Fly fishing experts have a saying, “Match the hatch.” This means match the lure to the specific insect upon which the fish you’re targeting likes to feed. For example, an experienced angler knows that bottom-hugging crawfish lures won’t entice trout if they are surface feeding on mayflies.
Be an auction item solicitation expert. A savvy auction chair knows better than to offer front-row Metropolitan Opera tickets at his or her high school ice hockey booster auction, because donated center-ice Stanley Cup seats, with dinner and a player meet-and-greet, is a real hat trick.
Steal this top lesson for item procurement. Know who attends your fundraiser and what they want, then match unique auction items with the wants of your audience. With this highly strategic approach to item solicitation, you won’t end up with auction by-catch and a room full of unwanted items that bore your guests to distraction.
Here’s my favorite auction item fishing tip. Partner up. Start an Auction Item Exchange Program. Remember the example of the high school hockey booster auction and the Metropolitan Opera front row tickets? Get creative. What if that local high school and regional arts organization exchanged items? Voila! Even though ski trips in winter climates are easy auction items to procure, anyone who lives in that particular region can easily ski there. Trade cool ski vacation packages with sister organizations across the country. Think how well ski buffs will bid for deep powder on their dream slopes, like Vail or Jackson Hole. Imagine animal rescue groups from San Diego and Boston exchanging a trip to the Channel Islands for a trip to Nantucket. Find sister organizations in your field, whether it’s social services, schools, arts or animal rescue. Look for groups working with people who have similar disabilities; look for educational groups; look for regional or national organizations with similar missions. Think about who attends professional conferences in your field. If you are a regional or national organization – put out the word with your colleagues. It’s fun and rewarding. Be sure to exchange items that have approximately the same value. Put a written agreement in place with your sister organization to ensure that each group’s commitment is clearly understood.
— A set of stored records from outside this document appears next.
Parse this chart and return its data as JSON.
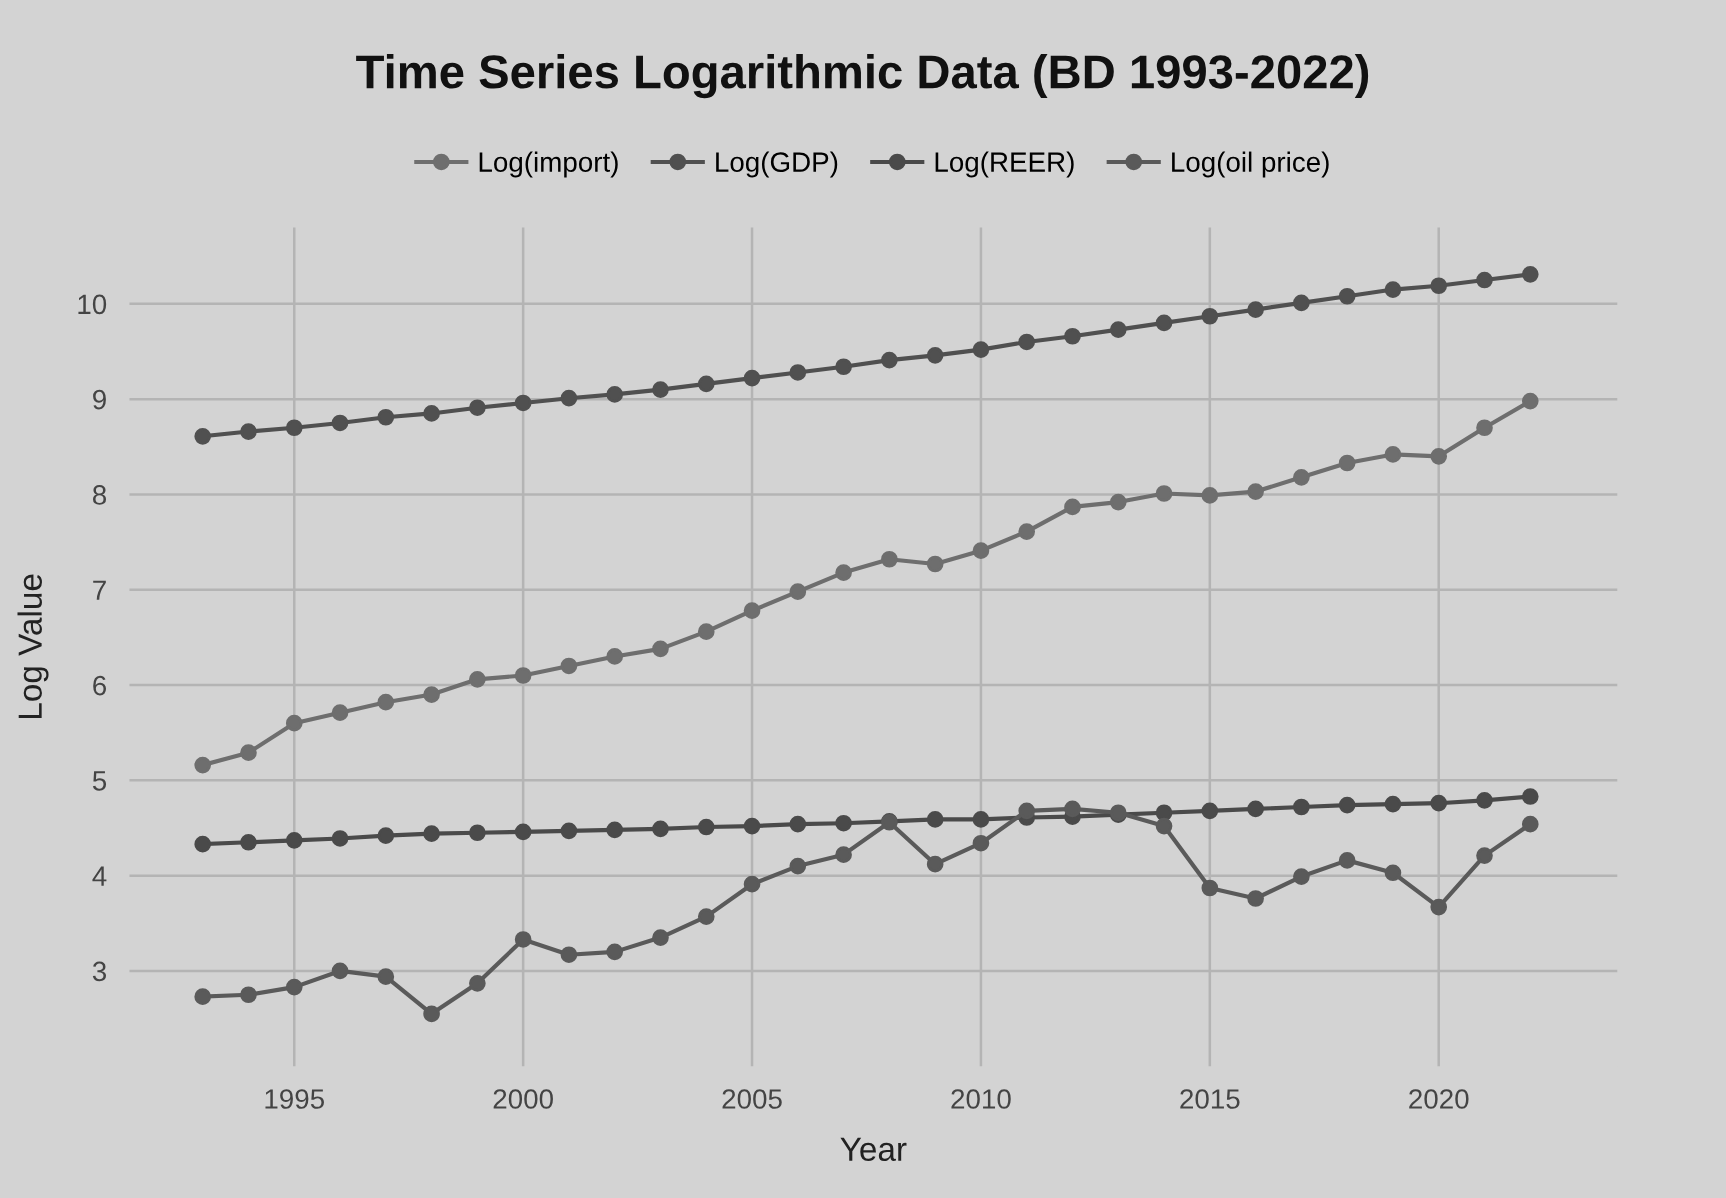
{
  "chart_data": {
    "type": "line",
    "title": "Time Series Logarithmic Data (BD 1993-2022)",
    "xlabel": "Year",
    "ylabel": "Log Value",
    "x": [
      1993,
      1994,
      1995,
      1996,
      1997,
      1998,
      1999,
      2000,
      2001,
      2002,
      2003,
      2004,
      2005,
      2006,
      2007,
      2008,
      2009,
      2010,
      2011,
      2012,
      2013,
      2014,
      2015,
      2016,
      2017,
      2018,
      2019,
      2020,
      2021,
      2022
    ],
    "series": [
      {
        "name": "Log(import)",
        "color": "#6e6e6e",
        "values": [
          5.16,
          5.29,
          5.6,
          5.71,
          5.82,
          5.9,
          6.06,
          6.1,
          6.2,
          6.3,
          6.38,
          6.56,
          6.78,
          6.98,
          7.18,
          7.32,
          7.27,
          7.41,
          7.61,
          7.87,
          7.92,
          8.01,
          7.99,
          8.03,
          8.18,
          8.33,
          8.42,
          8.4,
          8.7,
          8.98
        ]
      },
      {
        "name": "Log(GDP)",
        "color": "#505050",
        "values": [
          8.61,
          8.66,
          8.7,
          8.75,
          8.81,
          8.85,
          8.91,
          8.96,
          9.01,
          9.05,
          9.1,
          9.16,
          9.22,
          9.28,
          9.34,
          9.41,
          9.46,
          9.52,
          9.6,
          9.66,
          9.73,
          9.8,
          9.87,
          9.94,
          10.01,
          10.08,
          10.15,
          10.19,
          10.25,
          10.31
        ]
      },
      {
        "name": "Log(REER)",
        "color": "#4a4a4a",
        "values": [
          4.33,
          4.35,
          4.37,
          4.39,
          4.42,
          4.44,
          4.45,
          4.46,
          4.47,
          4.48,
          4.49,
          4.51,
          4.52,
          4.54,
          4.55,
          4.57,
          4.59,
          4.59,
          4.61,
          4.62,
          4.64,
          4.66,
          4.68,
          4.7,
          4.72,
          4.74,
          4.75,
          4.76,
          4.79,
          4.83
        ]
      },
      {
        "name": "Log(oil price)",
        "color": "#5a5a5a",
        "values": [
          2.73,
          2.75,
          2.83,
          3.0,
          2.94,
          2.55,
          2.87,
          3.33,
          3.17,
          3.2,
          3.35,
          3.57,
          3.91,
          4.1,
          4.22,
          4.56,
          4.12,
          4.34,
          4.68,
          4.7,
          4.66,
          4.52,
          3.87,
          3.76,
          3.99,
          4.16,
          4.03,
          3.67,
          4.21,
          4.54
        ]
      }
    ],
    "xlim": [
      1991.4,
      2023.9
    ],
    "xticks": [
      1995,
      2000,
      2005,
      2010,
      2015,
      2020
    ],
    "ylim": [
      2,
      10.8
    ],
    "yticks": [
      3,
      4,
      5,
      6,
      7,
      8,
      9,
      10
    ],
    "grid": true,
    "legend": "top",
    "marker": "circle",
    "line_style": "solid"
  }
}
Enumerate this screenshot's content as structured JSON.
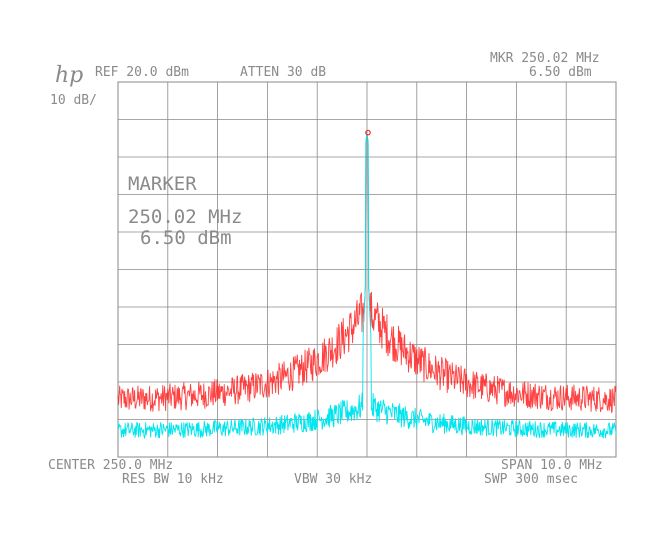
{
  "logo_text": "hp",
  "header": {
    "ref": "REF  20.0 dBm",
    "atten": "ATTEN 30 dB",
    "marker_readout_label": "MKR 250.02 MHz",
    "marker_readout_value": "6.50 dBm",
    "scale": "10 dB/"
  },
  "marker_box": {
    "title": "MARKER",
    "freq": "250.02 MHz",
    "level": "6.50 dBm"
  },
  "footer": {
    "center": "CENTER 250.0 MHz",
    "span": "SPAN 10.0 MHz",
    "res_bw": "RES BW 10 kHz",
    "vbw": "VBW 30 kHz",
    "sweep": "SWP 300 msec"
  },
  "colors": {
    "background": "#ffffff",
    "grid": "#8a8a8a",
    "trace_a": "#ff2020",
    "trace_b": "#00e5ee",
    "marker": "#ff2020"
  },
  "chart_data": {
    "type": "line",
    "x_unit": "MHz",
    "y_unit": "dBm",
    "xlim": [
      245.0,
      255.0
    ],
    "ylim": [
      -80.0,
      20.0
    ],
    "grid": true,
    "divisions": {
      "x": 10,
      "y": 10
    },
    "marker": {
      "x": 250.02,
      "y": 6.5
    },
    "series": [
      {
        "id": "trace_a",
        "color": "#ff2020",
        "shape": "noisy pedestal around carrier",
        "carrier": {
          "x": 250.0,
          "y": 6.5
        },
        "noise_floor": -65,
        "pedestal_peak": -40,
        "noise_pp": 10
      },
      {
        "id": "trace_b",
        "color": "#00e5ee",
        "shape": "carrier over noise floor",
        "carrier": {
          "x": 250.0,
          "y": 6.5
        },
        "noise_floor": -73,
        "pedestal_peak": -66,
        "noise_pp": 6
      }
    ]
  }
}
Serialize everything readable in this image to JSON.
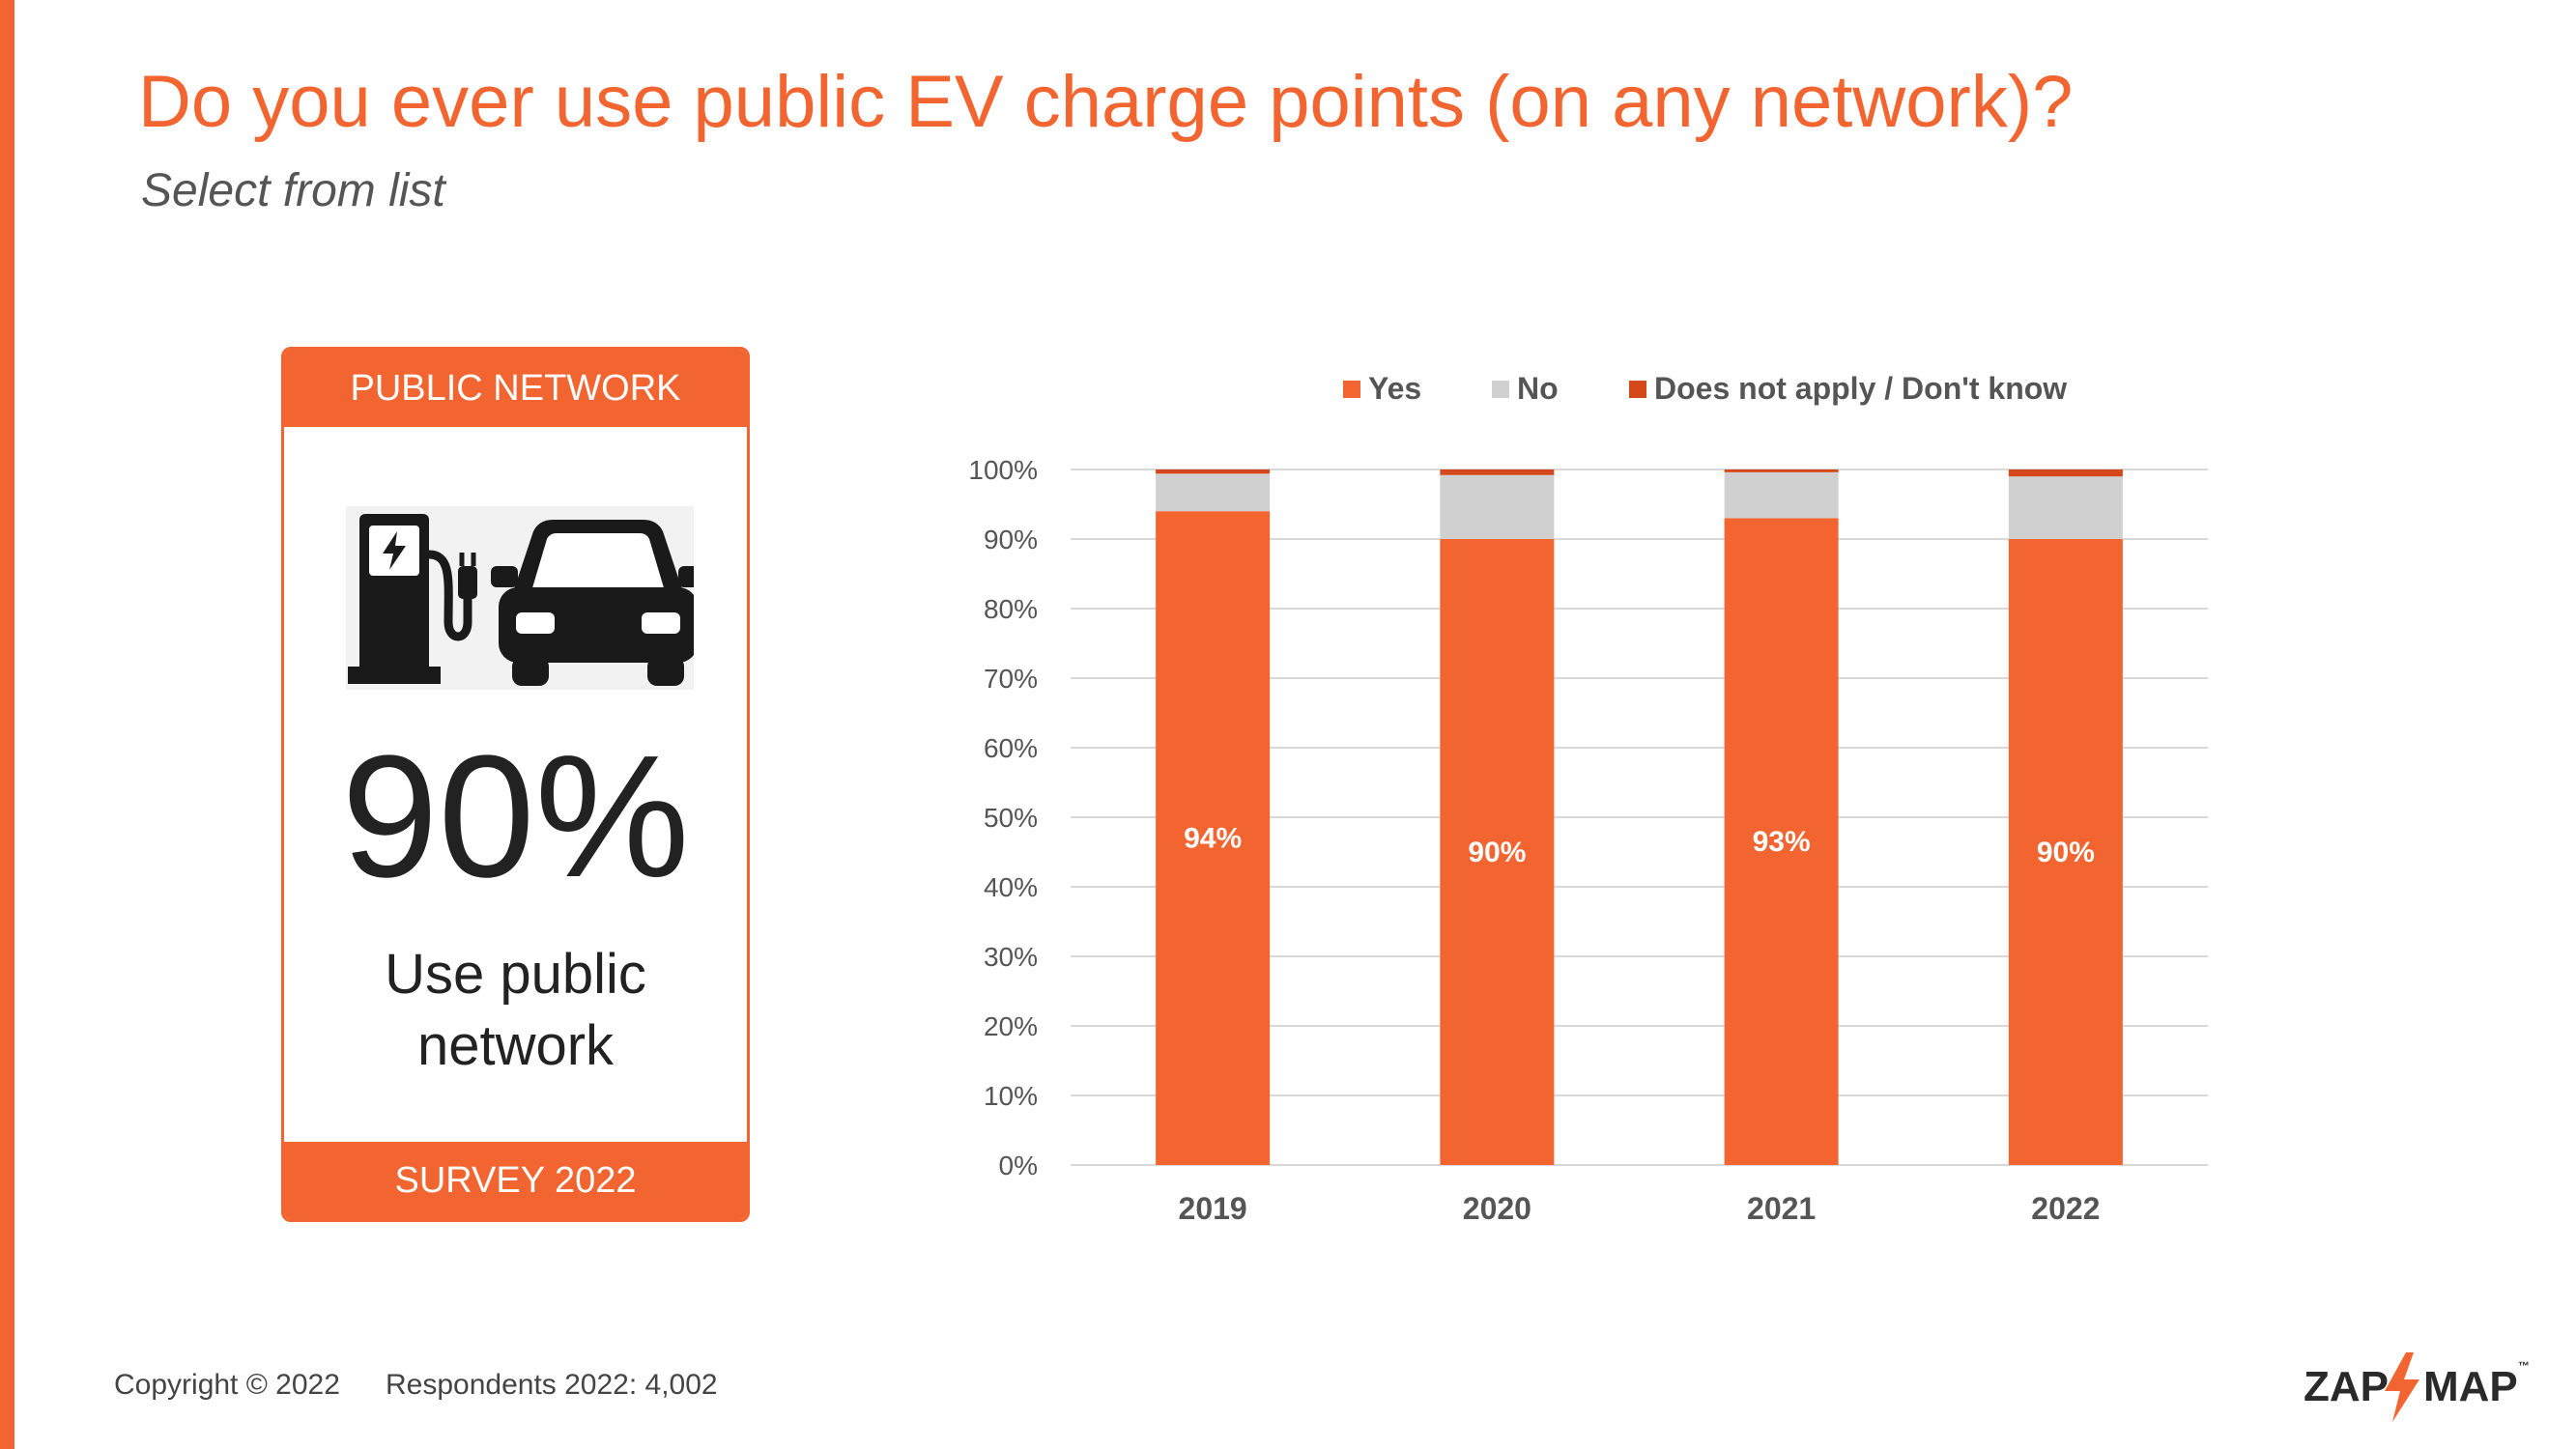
{
  "header": {
    "title": "Do you ever use public EV charge points (on any network)?",
    "subtitle": "Select from list"
  },
  "card": {
    "header_label": "PUBLIC NETWORK",
    "stat": "90%",
    "caption_line1": "Use public",
    "caption_line2": "network",
    "footer_label": "SURVEY 2022",
    "icons": [
      "ev-charger-icon",
      "car-icon"
    ]
  },
  "footer": {
    "copyright": "Copyright © 2022",
    "respondents": "Respondents 2022: 4,002"
  },
  "logo": {
    "left_text": "ZAP",
    "right_text": "MAP",
    "mark": "™"
  },
  "colors": {
    "accent": "#f26430",
    "yes": "#f26430",
    "no": "#d0d0d0",
    "does_not_apply": "#d4481b",
    "gridline": "#d9d9d9",
    "text_dark": "#222222",
    "axis_text": "#555555"
  },
  "chart_data": {
    "type": "bar",
    "stacked": true,
    "categories": [
      "2019",
      "2020",
      "2021",
      "2022"
    ],
    "series": [
      {
        "name": "Yes",
        "color": "#f26430",
        "values": [
          94,
          90,
          93,
          90
        ],
        "labels": [
          "94%",
          "90%",
          "93%",
          "90%"
        ]
      },
      {
        "name": "No",
        "color": "#d0d0d0",
        "values": [
          5.4,
          9.2,
          6.6,
          9.0
        ]
      },
      {
        "name": "Does not apply / Don't know",
        "color": "#d4481b",
        "values": [
          0.6,
          0.8,
          0.4,
          1.0
        ]
      }
    ],
    "ylim": [
      0,
      100
    ],
    "yticks": [
      "0%",
      "10%",
      "20%",
      "30%",
      "40%",
      "50%",
      "60%",
      "70%",
      "80%",
      "90%",
      "100%"
    ],
    "grid": true,
    "legend_position": "top"
  }
}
And…Here’s My Favorite Lure
After 31 years as a professional benefit auctioneer and fundraising strategist, the number one question I’m still asked about benefit auctions is, “How do you get auction items that sell the best?”
Remember, the most important thing to “sell” is the donor’s connection to you. It’s not about auction items. Today, guests and donors are very strategic about their giving and with their bidding. Not everyone wants a silent or live auction item. Not everyone wants to be involved in competitive bidding. Through the new lens of the Philanthropy Model of Fundraising Auctions, focus on the spirit of giving. When you remind your supporters that it’s not what they get that counts, it’s what they give to make a difference, your donors will be sold on you and your great cause!